A partition case file is, by nature, dense in personal data: identification of the parties, family relationships, photographs of assets in private homes, economic valuations and, sometimes, sensitive data on health or beliefs when an asset has that nature (books, medical devices, religious objects). The GDPR requires all of this to be handled within a clear framework.
Legal basis for processing
The usual legal basis is not consent (which would be revocable and ill-suited to a contentious procedure), but compliance with a legal obligation or the legitimate interest of the controller, linked to the legal function being performed. In court proceedings, the performance of a task carried out in the public interest also applies.

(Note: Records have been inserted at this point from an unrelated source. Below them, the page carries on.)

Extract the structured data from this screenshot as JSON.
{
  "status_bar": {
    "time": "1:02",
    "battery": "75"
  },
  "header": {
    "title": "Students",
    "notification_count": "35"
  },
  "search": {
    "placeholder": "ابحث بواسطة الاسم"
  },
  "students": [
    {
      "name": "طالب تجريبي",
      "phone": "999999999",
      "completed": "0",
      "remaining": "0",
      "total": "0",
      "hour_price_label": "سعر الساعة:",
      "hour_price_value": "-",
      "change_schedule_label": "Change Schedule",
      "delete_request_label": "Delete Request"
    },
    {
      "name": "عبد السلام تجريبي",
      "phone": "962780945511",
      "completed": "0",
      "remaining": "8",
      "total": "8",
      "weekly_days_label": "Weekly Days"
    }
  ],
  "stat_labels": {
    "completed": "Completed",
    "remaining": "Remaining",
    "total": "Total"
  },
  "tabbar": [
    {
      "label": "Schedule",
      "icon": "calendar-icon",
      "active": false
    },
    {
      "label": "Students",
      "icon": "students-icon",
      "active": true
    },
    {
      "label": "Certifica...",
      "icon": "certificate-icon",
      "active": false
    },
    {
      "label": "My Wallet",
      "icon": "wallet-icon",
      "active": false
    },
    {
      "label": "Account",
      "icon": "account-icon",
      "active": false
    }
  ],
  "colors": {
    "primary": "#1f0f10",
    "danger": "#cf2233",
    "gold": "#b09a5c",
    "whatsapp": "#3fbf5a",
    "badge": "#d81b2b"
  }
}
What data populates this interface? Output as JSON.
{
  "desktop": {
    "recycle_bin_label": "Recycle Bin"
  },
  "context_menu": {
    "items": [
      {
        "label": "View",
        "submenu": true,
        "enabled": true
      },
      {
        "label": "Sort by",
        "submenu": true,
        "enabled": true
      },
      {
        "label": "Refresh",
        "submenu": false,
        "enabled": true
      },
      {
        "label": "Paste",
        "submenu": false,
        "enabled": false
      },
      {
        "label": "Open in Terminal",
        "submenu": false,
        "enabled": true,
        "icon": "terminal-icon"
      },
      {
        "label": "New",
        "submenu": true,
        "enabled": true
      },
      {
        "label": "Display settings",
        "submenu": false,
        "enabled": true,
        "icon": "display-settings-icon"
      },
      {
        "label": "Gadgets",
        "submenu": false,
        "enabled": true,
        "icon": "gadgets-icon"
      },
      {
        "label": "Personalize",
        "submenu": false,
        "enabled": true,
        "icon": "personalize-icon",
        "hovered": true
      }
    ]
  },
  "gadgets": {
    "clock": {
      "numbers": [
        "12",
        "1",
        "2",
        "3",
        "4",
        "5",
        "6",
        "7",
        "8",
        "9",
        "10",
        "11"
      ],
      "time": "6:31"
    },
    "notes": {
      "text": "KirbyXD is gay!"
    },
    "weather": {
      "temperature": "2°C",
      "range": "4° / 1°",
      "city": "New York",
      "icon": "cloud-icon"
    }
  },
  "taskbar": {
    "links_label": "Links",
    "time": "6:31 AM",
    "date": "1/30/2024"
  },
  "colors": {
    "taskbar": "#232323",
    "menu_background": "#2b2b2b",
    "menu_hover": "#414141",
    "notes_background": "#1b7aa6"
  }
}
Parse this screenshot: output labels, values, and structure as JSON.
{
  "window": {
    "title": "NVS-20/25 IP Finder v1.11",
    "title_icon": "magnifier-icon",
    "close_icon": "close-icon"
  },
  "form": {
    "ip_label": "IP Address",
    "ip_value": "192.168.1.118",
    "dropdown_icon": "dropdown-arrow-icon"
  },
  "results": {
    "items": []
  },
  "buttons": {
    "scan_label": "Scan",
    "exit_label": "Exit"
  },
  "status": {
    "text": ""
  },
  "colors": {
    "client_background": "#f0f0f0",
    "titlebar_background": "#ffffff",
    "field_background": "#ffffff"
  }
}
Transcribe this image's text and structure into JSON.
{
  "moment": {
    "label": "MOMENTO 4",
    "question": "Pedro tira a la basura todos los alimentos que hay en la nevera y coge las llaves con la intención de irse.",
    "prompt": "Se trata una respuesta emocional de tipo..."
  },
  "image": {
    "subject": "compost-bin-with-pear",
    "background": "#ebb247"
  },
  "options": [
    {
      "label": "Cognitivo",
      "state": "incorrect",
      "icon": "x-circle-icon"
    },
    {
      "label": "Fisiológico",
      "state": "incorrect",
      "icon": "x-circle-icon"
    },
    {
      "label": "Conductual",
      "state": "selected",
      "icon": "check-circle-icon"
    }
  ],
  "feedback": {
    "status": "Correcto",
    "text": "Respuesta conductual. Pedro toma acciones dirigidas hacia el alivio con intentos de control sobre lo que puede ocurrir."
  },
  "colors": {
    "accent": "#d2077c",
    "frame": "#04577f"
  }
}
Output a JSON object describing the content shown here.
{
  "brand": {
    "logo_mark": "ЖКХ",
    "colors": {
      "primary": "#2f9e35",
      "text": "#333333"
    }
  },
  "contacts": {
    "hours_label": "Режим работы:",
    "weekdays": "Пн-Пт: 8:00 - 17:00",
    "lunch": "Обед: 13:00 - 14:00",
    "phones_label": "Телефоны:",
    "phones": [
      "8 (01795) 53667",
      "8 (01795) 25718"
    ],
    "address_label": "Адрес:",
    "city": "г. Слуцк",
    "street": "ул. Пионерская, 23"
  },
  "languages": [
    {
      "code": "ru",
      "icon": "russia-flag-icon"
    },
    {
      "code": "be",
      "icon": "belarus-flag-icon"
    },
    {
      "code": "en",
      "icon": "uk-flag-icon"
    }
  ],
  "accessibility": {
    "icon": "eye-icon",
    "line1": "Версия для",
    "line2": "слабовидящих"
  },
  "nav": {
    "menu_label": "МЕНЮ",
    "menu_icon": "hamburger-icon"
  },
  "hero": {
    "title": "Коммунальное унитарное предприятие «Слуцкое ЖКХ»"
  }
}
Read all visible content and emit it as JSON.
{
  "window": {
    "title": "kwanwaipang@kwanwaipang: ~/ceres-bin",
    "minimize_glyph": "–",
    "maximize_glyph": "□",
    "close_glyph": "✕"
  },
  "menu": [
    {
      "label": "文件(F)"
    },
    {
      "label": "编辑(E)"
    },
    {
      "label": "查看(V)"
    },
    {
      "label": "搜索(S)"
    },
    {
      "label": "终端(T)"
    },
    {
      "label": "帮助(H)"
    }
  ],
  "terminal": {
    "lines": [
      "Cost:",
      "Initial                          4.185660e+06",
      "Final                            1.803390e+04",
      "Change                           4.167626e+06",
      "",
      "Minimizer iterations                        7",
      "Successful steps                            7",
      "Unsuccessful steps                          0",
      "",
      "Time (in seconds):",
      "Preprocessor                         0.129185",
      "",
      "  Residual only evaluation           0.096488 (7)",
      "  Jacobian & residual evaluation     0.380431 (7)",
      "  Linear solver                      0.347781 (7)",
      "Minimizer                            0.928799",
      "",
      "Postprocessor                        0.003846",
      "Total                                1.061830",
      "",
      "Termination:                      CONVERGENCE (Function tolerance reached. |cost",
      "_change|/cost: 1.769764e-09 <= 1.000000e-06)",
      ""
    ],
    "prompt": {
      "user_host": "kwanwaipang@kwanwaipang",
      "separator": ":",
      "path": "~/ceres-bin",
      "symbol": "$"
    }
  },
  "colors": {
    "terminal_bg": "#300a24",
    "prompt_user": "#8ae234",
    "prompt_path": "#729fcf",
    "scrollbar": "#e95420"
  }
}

Minimisation: only what is necessary
Minimisation is the most useful operating principle. Every data item in the file should be justifiable with the question 'is this strictly necessary for the partition?'. If a field adds no evidentiary or management value, it should not be collected. The same applies to photographs: focus on the asset, not the surrounding home.
Roles: controller and processor
The professional firm or judicial body conducting the partition is the data controller. The technological platform that hosts the data acts as a processor and must sign the data processing agreement (Article 28) governing instructions, sub-processors, security measures and the return or deletion of data at the end of the engagement.
Retention and deletion
- Retention during the procedure and the appeal or enforcement periods established by the applicable law.
- Blocking and historical archive for residual evidentiary purposes (typically tied to civil limitation rules).
- Effective deletion at the end of the retention period, with a record of the deletion operation.